To begin with, let’s leave aside the numerous rumors and speculations that Justin Cole’s debut picture gave rise to, and focus on the simple fact that the entire film confirms – the director is anything but a documentary filmmaker, as he positioned himself initially, since his working methods are a typical behavioral model of the author of feature films, many of which focus on telling a story in a fascinating, interesting and beautiful way, but do not always engage in its comprehensive analysis and learn how the characters of their films actually behave, how they live and what motivates their actions. For the characters of his film, Justin Cole does nothing like this and if the film was truly documentary, he would use the exciting materials shot by the participants of the events on camera, dosed to enhance their terrifying effect, and the picture itself would be devoted to finding the backstory of each of the characters, trying to talk to everyone who was somehow involved in what is happening, providing the viewer with different versions of the story, from which he could choose the one in which he believes most. He would have shown an understanding that any of the characters were in this situation for a reason, and that the way each of them acted was just as grounded in something more than just one night's story or age or their social standing. But in another, the director succeeded - he really very carefully and carefully mounted his material so as to convince the viewer that he sees a recording of real events, and Justin Cole understands where the camera should be put aside, and where on the contrary, closely withdrawn, from which angles to shoot, where what is happening to hide, and where on the contrary to show in the format of "real time", not immediately moving to the next moment, where the voices of the characters are muffled, but where on the contrary to make them show miracles that the human speech apparatus in a stressful situation.
Since Justin Cole has already admitted that The Upper Footage (UPPER)" is just a legacy of the Blair Witch era, a conscious hoax, his work should be evaluated not only as a forgery for a documentary, but also as a feature film in the genre of mocumentary, the excess of which in the movie market causes the viewer about the same reaction that caused drugs in the odious Jackie, whose face wished to remain unknown throughout the film. Here the director also showed a talent for understanding what exactly the viewer would want to see, and gave the Facebook generation a crazy story with all the attractive scandalous components, told by a hand-held camera, and all the rest of the allegedly strong morality that spoiled representatives of the golden youth will do anything to get away with it, but is it not the most obvious option and maybe Justin Cole just tells the viewer what he wants to hear? If this story had happened to the lowest levels of society, would it have been told the same way? Of course, no, the director would talk about poverty, inattentive parents, alcohol and hatred, because while demanding equal justice for people of all social strata, you can portray representatives of one demonic offspring, driven only by instincts?
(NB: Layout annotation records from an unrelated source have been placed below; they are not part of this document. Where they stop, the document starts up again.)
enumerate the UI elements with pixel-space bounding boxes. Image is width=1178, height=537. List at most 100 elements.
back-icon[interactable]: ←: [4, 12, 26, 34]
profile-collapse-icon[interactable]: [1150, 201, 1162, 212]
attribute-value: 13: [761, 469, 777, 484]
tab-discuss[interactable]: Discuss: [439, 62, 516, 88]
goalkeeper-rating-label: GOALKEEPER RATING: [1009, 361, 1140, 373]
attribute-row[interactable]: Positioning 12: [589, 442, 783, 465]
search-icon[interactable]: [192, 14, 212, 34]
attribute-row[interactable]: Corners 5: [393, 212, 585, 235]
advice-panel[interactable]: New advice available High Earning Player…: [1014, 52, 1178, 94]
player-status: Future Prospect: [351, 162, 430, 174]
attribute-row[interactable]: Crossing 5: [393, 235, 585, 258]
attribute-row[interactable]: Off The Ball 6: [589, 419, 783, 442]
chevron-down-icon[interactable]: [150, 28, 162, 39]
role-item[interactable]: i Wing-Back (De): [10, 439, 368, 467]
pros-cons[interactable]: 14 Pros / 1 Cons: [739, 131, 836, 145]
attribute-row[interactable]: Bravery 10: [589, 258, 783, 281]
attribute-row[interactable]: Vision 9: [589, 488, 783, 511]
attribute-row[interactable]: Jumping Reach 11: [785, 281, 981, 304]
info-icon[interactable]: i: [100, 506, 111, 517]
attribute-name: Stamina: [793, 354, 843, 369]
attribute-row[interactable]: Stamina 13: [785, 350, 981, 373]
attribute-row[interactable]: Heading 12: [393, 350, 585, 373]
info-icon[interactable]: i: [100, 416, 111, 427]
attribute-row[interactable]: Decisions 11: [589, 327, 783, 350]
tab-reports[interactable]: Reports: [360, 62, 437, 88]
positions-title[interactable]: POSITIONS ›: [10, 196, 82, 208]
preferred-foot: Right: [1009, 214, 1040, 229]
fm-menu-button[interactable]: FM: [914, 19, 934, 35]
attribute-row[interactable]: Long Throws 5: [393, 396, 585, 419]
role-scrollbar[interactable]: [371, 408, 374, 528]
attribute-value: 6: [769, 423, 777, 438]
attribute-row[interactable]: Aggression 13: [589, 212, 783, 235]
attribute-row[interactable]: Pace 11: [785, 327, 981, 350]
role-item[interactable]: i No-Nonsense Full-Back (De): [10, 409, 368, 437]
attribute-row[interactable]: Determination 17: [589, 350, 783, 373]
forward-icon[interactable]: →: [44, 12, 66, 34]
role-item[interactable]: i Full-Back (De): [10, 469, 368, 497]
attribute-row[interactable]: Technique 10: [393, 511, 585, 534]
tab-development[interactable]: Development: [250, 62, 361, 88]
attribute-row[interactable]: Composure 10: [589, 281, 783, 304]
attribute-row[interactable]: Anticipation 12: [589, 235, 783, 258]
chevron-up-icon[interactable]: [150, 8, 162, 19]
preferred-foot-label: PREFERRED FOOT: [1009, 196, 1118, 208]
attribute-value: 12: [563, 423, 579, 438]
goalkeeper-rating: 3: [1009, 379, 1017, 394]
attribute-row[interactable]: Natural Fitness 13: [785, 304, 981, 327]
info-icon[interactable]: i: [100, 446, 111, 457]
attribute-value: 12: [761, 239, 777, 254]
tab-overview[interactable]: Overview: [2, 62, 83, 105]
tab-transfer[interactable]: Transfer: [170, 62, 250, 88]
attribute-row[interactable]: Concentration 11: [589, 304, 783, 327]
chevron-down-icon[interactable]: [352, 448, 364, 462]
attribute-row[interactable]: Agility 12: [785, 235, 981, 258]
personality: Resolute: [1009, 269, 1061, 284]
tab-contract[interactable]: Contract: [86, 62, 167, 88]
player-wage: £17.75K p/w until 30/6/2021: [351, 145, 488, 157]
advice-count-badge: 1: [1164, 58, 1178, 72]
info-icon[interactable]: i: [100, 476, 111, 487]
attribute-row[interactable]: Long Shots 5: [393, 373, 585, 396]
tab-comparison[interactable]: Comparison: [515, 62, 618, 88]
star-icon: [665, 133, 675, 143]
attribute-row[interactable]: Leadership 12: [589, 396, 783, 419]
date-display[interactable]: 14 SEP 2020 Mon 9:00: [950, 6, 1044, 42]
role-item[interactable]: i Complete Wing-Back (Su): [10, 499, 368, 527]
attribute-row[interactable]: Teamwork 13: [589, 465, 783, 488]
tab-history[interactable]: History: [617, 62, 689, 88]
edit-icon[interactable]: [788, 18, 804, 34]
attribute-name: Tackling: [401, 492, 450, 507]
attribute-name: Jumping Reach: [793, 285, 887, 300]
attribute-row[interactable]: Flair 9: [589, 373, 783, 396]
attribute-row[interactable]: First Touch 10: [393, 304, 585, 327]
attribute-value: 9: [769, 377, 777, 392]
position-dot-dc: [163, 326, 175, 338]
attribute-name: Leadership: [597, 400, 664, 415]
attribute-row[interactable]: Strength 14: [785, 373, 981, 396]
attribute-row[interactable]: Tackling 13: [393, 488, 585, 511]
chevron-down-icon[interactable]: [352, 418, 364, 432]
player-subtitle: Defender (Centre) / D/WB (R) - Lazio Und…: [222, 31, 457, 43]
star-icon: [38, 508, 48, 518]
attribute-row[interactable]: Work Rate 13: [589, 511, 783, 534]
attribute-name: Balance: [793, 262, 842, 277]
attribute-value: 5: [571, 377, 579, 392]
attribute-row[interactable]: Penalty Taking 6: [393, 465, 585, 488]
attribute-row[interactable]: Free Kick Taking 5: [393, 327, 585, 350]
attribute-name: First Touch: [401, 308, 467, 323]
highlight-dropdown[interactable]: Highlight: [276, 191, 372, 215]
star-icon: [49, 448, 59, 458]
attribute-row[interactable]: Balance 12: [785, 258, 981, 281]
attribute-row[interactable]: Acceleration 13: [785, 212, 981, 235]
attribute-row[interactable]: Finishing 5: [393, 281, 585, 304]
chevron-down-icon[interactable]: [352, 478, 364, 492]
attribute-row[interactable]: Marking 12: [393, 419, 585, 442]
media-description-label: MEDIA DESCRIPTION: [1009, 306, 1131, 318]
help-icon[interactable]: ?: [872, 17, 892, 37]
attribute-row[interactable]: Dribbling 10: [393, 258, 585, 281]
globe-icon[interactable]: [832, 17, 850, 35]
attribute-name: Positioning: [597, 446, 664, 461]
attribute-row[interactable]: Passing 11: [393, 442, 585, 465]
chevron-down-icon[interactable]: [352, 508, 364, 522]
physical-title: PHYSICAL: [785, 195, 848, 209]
It’s a good story for the tabloids, but it doesn’t say much about a situation that many would like to understand, and what makes young people who have everything so insecure and pathetic? What do they feel and how do they think, not in public, but in private? As a result, in terms of morality, the author succeeded only in showing that drug overdose does not look so romantic as young people, whose blogs are filled with “spiritualized” photos of bruises and bruises, it sometimes represents, and Justin Cole’s work is not without some charm and well-performed flirtation with the mocumentary genre, but does not go anywhere further and absolutely certainly does not revolutionize the old and not good story about the vices of representatives of golden youth.